Ssssttt.....disinilah tempatku mencari inspirasi ! Klik aja !
Banyak yang menganggap filosofi yang diberikan oleh para leluhur terutama di Jawa , saat ini dinilai sebagai hal yang kuno dan ketinggalan jaman. Padahal, filosofi leluhur tersebut berlaku terus sepanjang hidup. Dibawah ini ada beberapa contoh filosofi dari para leluhur/nenek moyang masyarakat Jawa. “Dadio banyu, ojo dadi watu” (Jadilah air, jangan jadi batu).

Kata-kata singkat yang penuh makna. Kelihatannya jika ditelaah memang ‘manungso kang nduweni manunggaling roso’ ( manusia yang mempunyai menyatunya rasa ) itu harus tahu bagaimana caranya untuk dadi banyu ( jadi air ).

Mengapa kita manusia ini harus bisa menjadi banyu (air)? Karena air itu bersifat menyejukkan. Ia menjadi kebutuhan orang banyak. Makhluk hidup yang diciptakan ALLAH SWT pasti membutuhkan air. Nah, air ini memiliki zat yang tidak keras. Artinya, dengan bentuknya yang cair, maka ia terasa lembut jika sampai di kulit kita. Berbeda dengan watu (batu). Batu memiliki zat yang keras. Batu pun juga dibutuhkan manusia untuk membangun rumah maupun yang lainnya. Pertanyaannya, lebih utama manakah menjadi air atau menjadi batu? Kuat manakah air atau batu?

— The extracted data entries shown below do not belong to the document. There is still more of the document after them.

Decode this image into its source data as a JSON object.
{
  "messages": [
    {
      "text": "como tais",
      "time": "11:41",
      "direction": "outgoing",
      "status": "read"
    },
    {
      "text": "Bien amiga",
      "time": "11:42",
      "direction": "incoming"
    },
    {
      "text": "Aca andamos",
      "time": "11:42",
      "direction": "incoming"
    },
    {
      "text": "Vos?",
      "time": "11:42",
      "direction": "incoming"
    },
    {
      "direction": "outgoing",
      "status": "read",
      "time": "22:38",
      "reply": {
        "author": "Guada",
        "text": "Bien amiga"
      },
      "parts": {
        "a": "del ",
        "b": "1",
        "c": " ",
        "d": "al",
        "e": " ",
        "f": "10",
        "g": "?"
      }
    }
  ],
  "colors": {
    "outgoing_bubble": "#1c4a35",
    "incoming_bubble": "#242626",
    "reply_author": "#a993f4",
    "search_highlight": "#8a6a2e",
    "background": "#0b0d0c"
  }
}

Orang yang berpikir awam akan menyatakan bahwa batu lebih kuat. Tetapi bagi orang yang memahami keberadaan kedua zat tersebut, maka ia akan menyatakan lebih kuat air. Mengapa lebih kuat air daripada batu? Jawabannya sederhana saja, Anda tidak bisa menusuk air dengan belati. Tetapi anda bisa memecah batu dengan palu.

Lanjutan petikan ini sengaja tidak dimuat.